4. Restrictions on Poaching Staff
4.1. Preventing a former employee from soliciting other employees may protect the employer’s legitimate interest in the stability of its workforce.
4.2. In drafting these clauses, regard should be had to how long after termination the employee’s influence over other employees will continue and the scope and class of employees over which such influence will exist.
DURATION OF RESTRICTION
The courts balance the need of employers to take necessary steps to protect the goodwill of the business and the reasonableness of the restrictions sought to be imposed on the employee.
GEOGRAPHICAL SCOPE OF RESTRICTION
Geographical restrictions prevent an employee from carrying out activities in a specified area. The geographical limit must be reasonable, appropriate and necessary to protect the employer’s proprietary interest.
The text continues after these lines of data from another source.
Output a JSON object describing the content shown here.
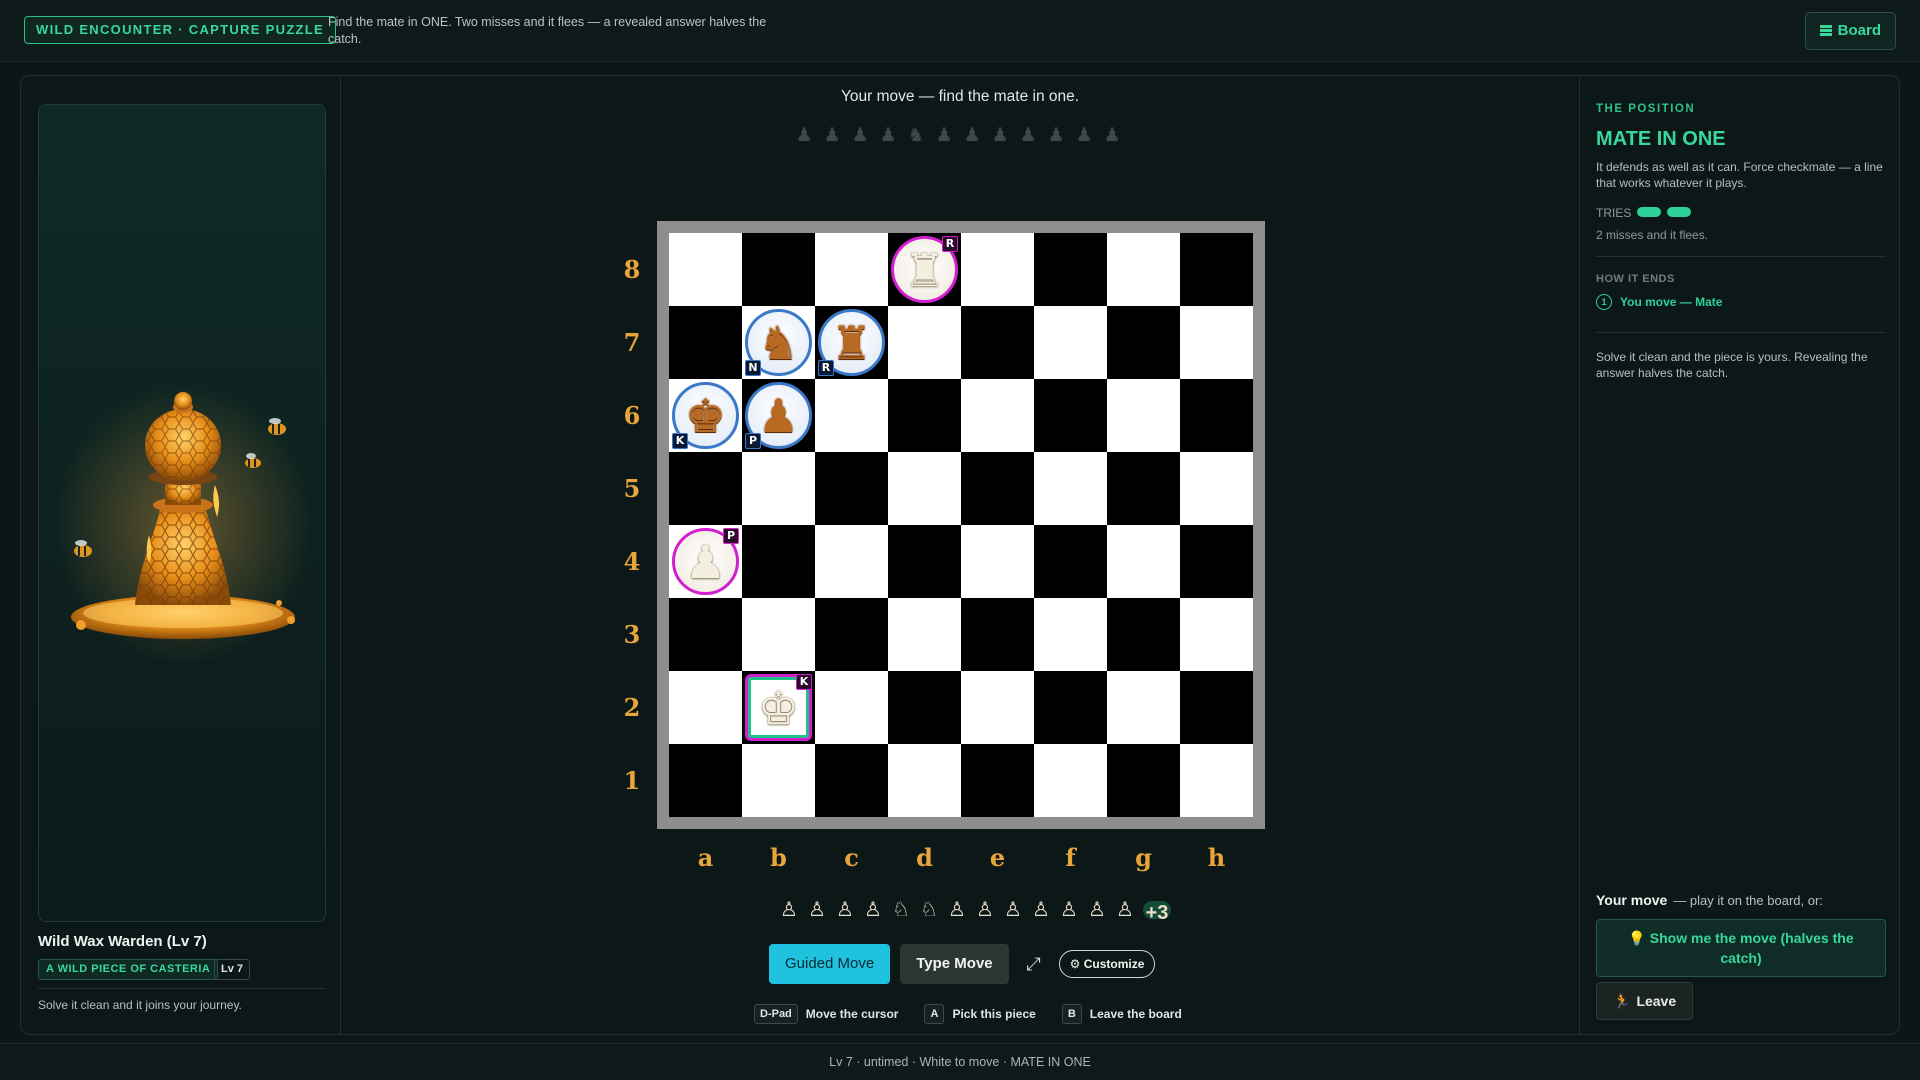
{
  "header": {
    "mode_badge": "WILD ENCOUNTER · CAPTURE PUZZLE",
    "description": "Find the mate in ONE. Two misses and it flees — a revealed answer halves the catch.",
    "board_button": "Board"
  },
  "wild": {
    "name": "Wild Wax Warden (Lv 7)",
    "tag": "A WILD PIECE OF CASTERIA",
    "level": "Lv 7",
    "description": "Solve it clean and it joins your journey."
  },
  "center": {
    "prompt": "Your move — find the mate in one.",
    "top_tray": [
      "♟",
      "♟",
      "♟",
      "♟",
      "♞",
      "♟",
      "♟",
      "♟",
      "♟",
      "♟",
      "♟",
      "♟"
    ],
    "bottom_tray": [
      "♙",
      "♙",
      "♙",
      "♙",
      "♘",
      "♘",
      "♙",
      "♙",
      "♙",
      "♙",
      "♙",
      "♙",
      "♙"
    ],
    "bottom_tray_more": "+3",
    "ranks": [
      "8",
      "7",
      "6",
      "5",
      "4",
      "3",
      "2",
      "1"
    ],
    "files": [
      "a",
      "b",
      "c",
      "d",
      "e",
      "f",
      "g",
      "h"
    ],
    "controls": {
      "guided": "Guided Move",
      "type": "Type Move",
      "expand": "⤢",
      "customize": "⚙ Customize"
    },
    "hints": [
      {
        "key": "D-Pad",
        "label": "Move the cursor"
      },
      {
        "key": "A",
        "label": "Pick this piece"
      },
      {
        "key": "B",
        "label": "Leave the board"
      }
    ]
  },
  "board": {
    "pieces": [
      {
        "square": "d8",
        "color": "white",
        "glyph": "♜",
        "letter": "R"
      },
      {
        "square": "b7",
        "color": "black",
        "glyph": "♞",
        "letter": "N"
      },
      {
        "square": "c7",
        "color": "black",
        "glyph": "♜",
        "letter": "R"
      },
      {
        "square": "a6",
        "color": "black",
        "glyph": "♚",
        "letter": "K"
      },
      {
        "square": "b6",
        "color": "black",
        "glyph": "♟",
        "letter": "P"
      },
      {
        "square": "a4",
        "color": "white",
        "glyph": "♟",
        "letter": "P"
      },
      {
        "square": "b2",
        "color": "white",
        "glyph": "♚",
        "letter": "K",
        "selected": true
      }
    ]
  },
  "position_panel": {
    "eyebrow": "THE POSITION",
    "title": "MATE IN ONE",
    "description": "It defends as well as it can. Force checkmate — a line that works whatever it plays.",
    "tries_label": "TRIES",
    "tries_remaining": 2,
    "misses_text": "2 misses and it flees.",
    "how_it_ends_label": "HOW IT ENDS",
    "steps": [
      {
        "num": "1",
        "label": "You move — Mate"
      }
    ],
    "note": "Solve it clean and the piece is yours. Revealing the answer halves the catch.",
    "your_move_label": "Your move",
    "your_move_sub": "— play it on the board, or:",
    "show_button": "Show me the move (halves the catch)",
    "leave_button": "Leave"
  },
  "footer": {
    "status": "Lv 7 · untimed · White to move · MATE IN ONE"
  },
  "colors": {
    "accent": "#3ad79b",
    "white_ring": "#d21fcf",
    "black_ring": "#3b78c8",
    "coord": "#e9a43a",
    "guided_button": "#1fc3e0"
  }
}
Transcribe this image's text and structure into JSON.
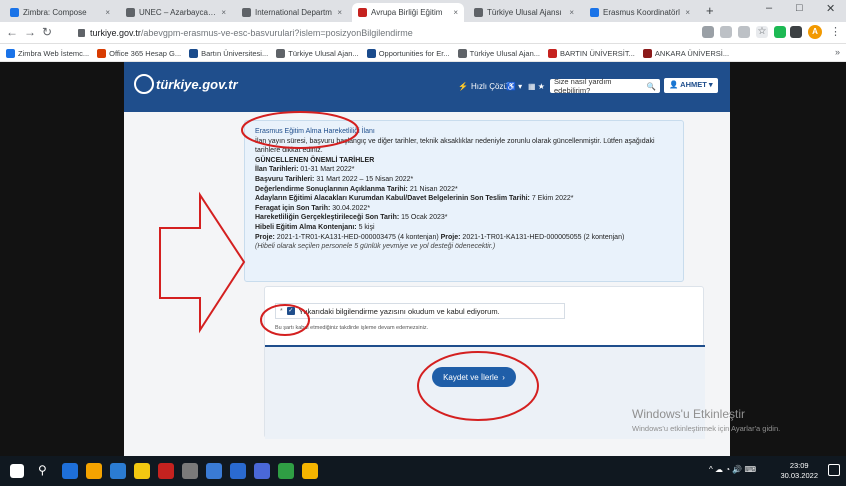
{
  "browser": {
    "tabs": [
      {
        "label": "Zimbra: Compose",
        "color": "#1a73e8"
      },
      {
        "label": "UNEC – Azarbaycan D",
        "color": "#5f6368"
      },
      {
        "label": "International Departm",
        "color": "#5f6368"
      },
      {
        "label": "Avrupa Birliği Eğitim",
        "color": "#c5221f",
        "active": true
      },
      {
        "label": "Türkiye Ulusal Ajansı",
        "color": "#5f6368"
      },
      {
        "label": "Erasmus Koordinatörl",
        "color": "#1a73e8"
      }
    ],
    "url_host": "turkiye.gov.tr",
    "url_path": "/abevgpm-erasmus-ve-esc-basvurulari?islem=posizyonBilgilendirme",
    "profile_initial": "A",
    "bookmarks": [
      {
        "label": "Zimbra Web İstemc...",
        "color": "#1a73e8"
      },
      {
        "label": "Office 365 Hesap G...",
        "color": "#d83b01"
      },
      {
        "label": "Bartın Üniversitesi...",
        "color": "#1a4b8c"
      },
      {
        "label": "Türkiye Ulusal Ajan...",
        "color": "#5f6368"
      },
      {
        "label": "Opportunities for Er...",
        "color": "#1a4b8c"
      },
      {
        "label": "Türkiye Ulusal Ajan...",
        "color": "#5f6368"
      },
      {
        "label": "BARTIN ÜNİVERSİT...",
        "color": "#c5221f"
      },
      {
        "label": "ANKARA ÜNİVERSİ...",
        "color": "#8b1a1a"
      }
    ]
  },
  "site": {
    "logo_text": "türkiye.gov.tr",
    "quick_ops": "Hızlı Çözüm",
    "search_placeholder": "Size nasıl yardım edebilirim?",
    "user_label": "AHMET"
  },
  "info_box": {
    "link_title": "Erasmus Eğitim Alma Hareketliliği İlanı",
    "intro": "İlan yayın süresi, başvuru başlangıç ve diğer tarihler, teknik aksaklıklar nedeniyle zorunlu olarak güncellenmiştir. Lütfen aşağıdaki tarihlere dikkat ediniz.",
    "updated_heading": "GÜNCELLENEN ÖNEMLİ TARİHLER",
    "lines": [
      {
        "label": "İlan Tarihleri:",
        "value": "01-31 Mart 2022*"
      },
      {
        "label": "Başvuru Tarihleri:",
        "value": "31 Mart 2022 – 15 Nisan 2022*"
      },
      {
        "label": "Değerlendirme Sonuçlarının Açıklanma Tarihi:",
        "value": "21 Nisan 2022*"
      },
      {
        "label": "Adayların Eğitimi Alacakları Kurumdan Kabul/Davet Belgelerinin Son Teslim Tarihi:",
        "value": "7 Ekim 2022*"
      },
      {
        "label": "Feragat için Son Tarih:",
        "value": "30.04.2022*"
      },
      {
        "label": "Hareketliliğin Gerçekleştirileceği Son Tarih:",
        "value": "15 Ocak 2023*"
      },
      {
        "label": "Hibeli Eğitim Alma Kontenjanı:",
        "value": "5 kişi"
      }
    ],
    "project_label": "Proje:",
    "project_1": "2021-1-TR01-KA131-HED-000003475 (4 kontenjan)",
    "project_2": "2021-1-TR01-KA131-HED-000005055 (2 kontenjan)",
    "footnote": "(Hibeli olarak seçilen personele 5 günlük yevmiye ve yol desteği ödenecektir.)"
  },
  "ack": {
    "checkbox_label": "Yukarıdaki bilgilendirme yazısını okudum ve kabul ediyorum.",
    "note": "Bu şartı kabul etmediğiniz takdirde işleme devam edemezsiniz.",
    "save_label": "Kaydet ve İlerle"
  },
  "watermark": {
    "line1": "Windows'u Etkinleştir",
    "line2": "Windows'u etkinleştirmek için Ayarlar'a gidin."
  },
  "taskbar": {
    "time": "23:09",
    "date": "30.03.2022"
  },
  "colors": {
    "header_blue": "#1f4e8c",
    "annotation_red": "#d42020",
    "button_blue": "#1f5ea8"
  }
}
Generally the larger the restricted area, the more difficult it will be to justify it.
Geographical restrictions are less common nowadays, as many businesses are less reliant on a physical presence with an increasing emphasis on doing business online.
1. Bespoke drafting of post termination restrictions is required. A template provision applicable to all employees is unlikely to be enforceable.
2. The reasonableness of such clauses is assessed by reference to the time at which it was entered into. For example an unenforceable non-compete clause in a trainee contract of employment cannot become enforceable by reason of the promotion of the employee subsequently. Post termination restrictions must be reviewed and revised as the employee’s career progresses.
3. Consideration is necessary. If an employee is promoted, given a pay rise and is subsequently asked to sign a post-termination restriction, the enforceability of such a clause may be questioned as there was no consideration for the employee signing up to the clause.